Tony La Russa’s legendary bullpen micro-management in St. Louis was the subject of more than one good article on the subject. This leaderboard seems to pass the sniff test. Then again, the White Sox have long had an excellent bullpen full of hard-throwing lefties and righties. Until this season, the team also had an unconventional manager who even platooned his closer role on occasion. They only show up half-way up the leaderboard.

This analysis is not yet complete. These matchups are subject to the vagaries of each team’s starting rotation. Starters take up more than half of these plate appearances, and they aren’t as fungible as relievers. If you have two lefties in your rotation — as the Rays do now — you’ll come out ahead on these charts.

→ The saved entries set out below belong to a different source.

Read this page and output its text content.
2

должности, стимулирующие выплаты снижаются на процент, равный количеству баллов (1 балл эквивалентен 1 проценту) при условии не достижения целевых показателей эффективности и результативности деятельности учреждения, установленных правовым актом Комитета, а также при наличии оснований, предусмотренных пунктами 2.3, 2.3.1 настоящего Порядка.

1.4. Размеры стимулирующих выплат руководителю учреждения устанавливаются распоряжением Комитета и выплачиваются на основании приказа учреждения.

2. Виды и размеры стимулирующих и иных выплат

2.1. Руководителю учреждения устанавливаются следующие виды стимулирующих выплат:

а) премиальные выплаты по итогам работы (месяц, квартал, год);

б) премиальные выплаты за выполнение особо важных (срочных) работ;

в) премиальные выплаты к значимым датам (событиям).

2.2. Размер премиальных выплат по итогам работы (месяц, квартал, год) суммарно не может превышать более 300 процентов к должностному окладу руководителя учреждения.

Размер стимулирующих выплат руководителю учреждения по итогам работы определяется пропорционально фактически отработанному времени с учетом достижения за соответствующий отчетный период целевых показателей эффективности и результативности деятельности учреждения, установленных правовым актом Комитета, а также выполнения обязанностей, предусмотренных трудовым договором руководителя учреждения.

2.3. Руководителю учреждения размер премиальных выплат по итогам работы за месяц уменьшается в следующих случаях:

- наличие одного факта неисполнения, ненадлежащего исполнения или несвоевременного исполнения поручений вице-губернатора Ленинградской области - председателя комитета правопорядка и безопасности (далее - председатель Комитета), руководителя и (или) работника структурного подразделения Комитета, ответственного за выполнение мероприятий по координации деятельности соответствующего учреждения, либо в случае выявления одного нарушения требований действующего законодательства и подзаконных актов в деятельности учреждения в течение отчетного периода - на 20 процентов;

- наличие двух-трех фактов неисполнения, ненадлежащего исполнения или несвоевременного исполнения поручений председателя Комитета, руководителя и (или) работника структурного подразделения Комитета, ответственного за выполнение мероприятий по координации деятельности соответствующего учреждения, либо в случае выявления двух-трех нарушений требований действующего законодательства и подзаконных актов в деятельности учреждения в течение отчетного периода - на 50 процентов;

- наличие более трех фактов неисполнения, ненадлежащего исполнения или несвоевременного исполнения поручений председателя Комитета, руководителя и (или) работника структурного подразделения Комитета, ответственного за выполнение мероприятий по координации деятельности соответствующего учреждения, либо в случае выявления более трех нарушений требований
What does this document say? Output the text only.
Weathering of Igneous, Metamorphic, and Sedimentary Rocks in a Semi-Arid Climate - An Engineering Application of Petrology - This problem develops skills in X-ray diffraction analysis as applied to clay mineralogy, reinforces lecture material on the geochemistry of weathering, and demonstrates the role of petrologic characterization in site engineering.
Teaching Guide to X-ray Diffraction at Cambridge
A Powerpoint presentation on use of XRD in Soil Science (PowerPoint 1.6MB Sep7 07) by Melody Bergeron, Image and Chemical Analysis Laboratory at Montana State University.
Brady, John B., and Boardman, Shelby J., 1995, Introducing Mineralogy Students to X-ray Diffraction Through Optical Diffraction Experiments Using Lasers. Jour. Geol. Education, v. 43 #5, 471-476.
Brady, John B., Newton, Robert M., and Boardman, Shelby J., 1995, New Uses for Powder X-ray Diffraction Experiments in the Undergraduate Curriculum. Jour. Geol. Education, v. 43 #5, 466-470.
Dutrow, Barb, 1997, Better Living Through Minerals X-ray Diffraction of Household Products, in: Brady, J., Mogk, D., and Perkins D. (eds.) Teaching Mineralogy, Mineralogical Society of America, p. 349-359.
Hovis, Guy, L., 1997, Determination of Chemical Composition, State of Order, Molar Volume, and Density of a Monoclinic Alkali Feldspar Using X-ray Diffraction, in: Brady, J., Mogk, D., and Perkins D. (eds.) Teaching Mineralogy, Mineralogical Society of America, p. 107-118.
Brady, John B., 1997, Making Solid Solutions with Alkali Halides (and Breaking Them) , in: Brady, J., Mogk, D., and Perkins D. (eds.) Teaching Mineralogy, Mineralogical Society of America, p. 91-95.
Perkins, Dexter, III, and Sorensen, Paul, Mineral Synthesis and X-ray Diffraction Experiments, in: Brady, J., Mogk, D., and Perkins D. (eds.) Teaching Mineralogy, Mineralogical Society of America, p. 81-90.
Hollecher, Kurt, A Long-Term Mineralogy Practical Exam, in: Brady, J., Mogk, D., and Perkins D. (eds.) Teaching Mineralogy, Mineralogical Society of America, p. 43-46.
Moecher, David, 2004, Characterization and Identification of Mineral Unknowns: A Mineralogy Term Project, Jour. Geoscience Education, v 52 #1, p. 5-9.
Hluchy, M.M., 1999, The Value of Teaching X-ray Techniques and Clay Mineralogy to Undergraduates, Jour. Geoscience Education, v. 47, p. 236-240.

Is there another way to focus in on this? What about total batters faced by relief appearance? The lower the number, the fewer batters each reliever sees. This would point to a team looking to push the envelope and find the best matchups for their relievers.

Team Relief TBF TBF/Relief G
TBA 1645 3.76
LAN 1878 4.07
ARI 1888 4.08
SFN 1958 4.08
NYN 2101 4.09
COL 2133 4.13
SDN 2031 4.14
HOU 2094 4.16
PIT 2298 4.19
SLN 1969 4.21
CIN 2120 4.22
ATL 2177 4.27
FLO 2167 4.27
OAK 1964 4.27
CLE 2089 4.33
MIL 1888 4.35
WAS 2193 4.36
CHN 2164 4.37
NYA 2032 4.37
PHI 1751 4.43
MIN 2034 4.45
TOR 2109 4.45
TEX 1881 4.51
DET 1936 4.6
CHA 1889 4.61
ANA 1812 4.69
BOS 2161 4.87
SEA 1743 4.97
BAL 2428 5.08
KCA 2168 5.16

Look at that. The Rays come out ahead once again; they know exactly which batters they want their relievers to face, and they pull their relievers quickly.

But there are still some starting pitching effects. As you can see, the Rays got so many innings from their starters that they faced roughly 200 fewer batters than the teams that used their relievers the second-least. That sort of workhorse production from your starters makes it easier to mix-and-match your relievers. In a way, the Mets and Rockies have worked harder to get their relievers in the perfect matchups, considering that they counted among the league leaders in overall relief appearances.

We’re still not done. Baltimore — at the bottom — encapsulates two problems with this approach. Their starters were not very good, so their relievers were forced into the most innings. Also, as a poorer team, they may not have had the resources to spend on LOOGYs. The Giants have two relief-only lefties making more than $5 million each. The Orioles had Pedro Viola, Clay Rapada and Troy Patton making the minimum after Mike Gonzalez left town.

Then again, the Rays only paid their lefty relievers a bit more than $2 million combined last year and still managed to come out on the top of both lists. Their platooning may also not stop at lefty-righty, as I posited in 2011: they may not only look for the correct matchups based on handedness, but also based on pitcher strengths and batter strengths. In any case, it certainly appears that -— more than any other team in baseball —- the Rays succeed in taking the platoon advantage.

Thanks to Jeff Zimmerman for some of the numbers in this piece.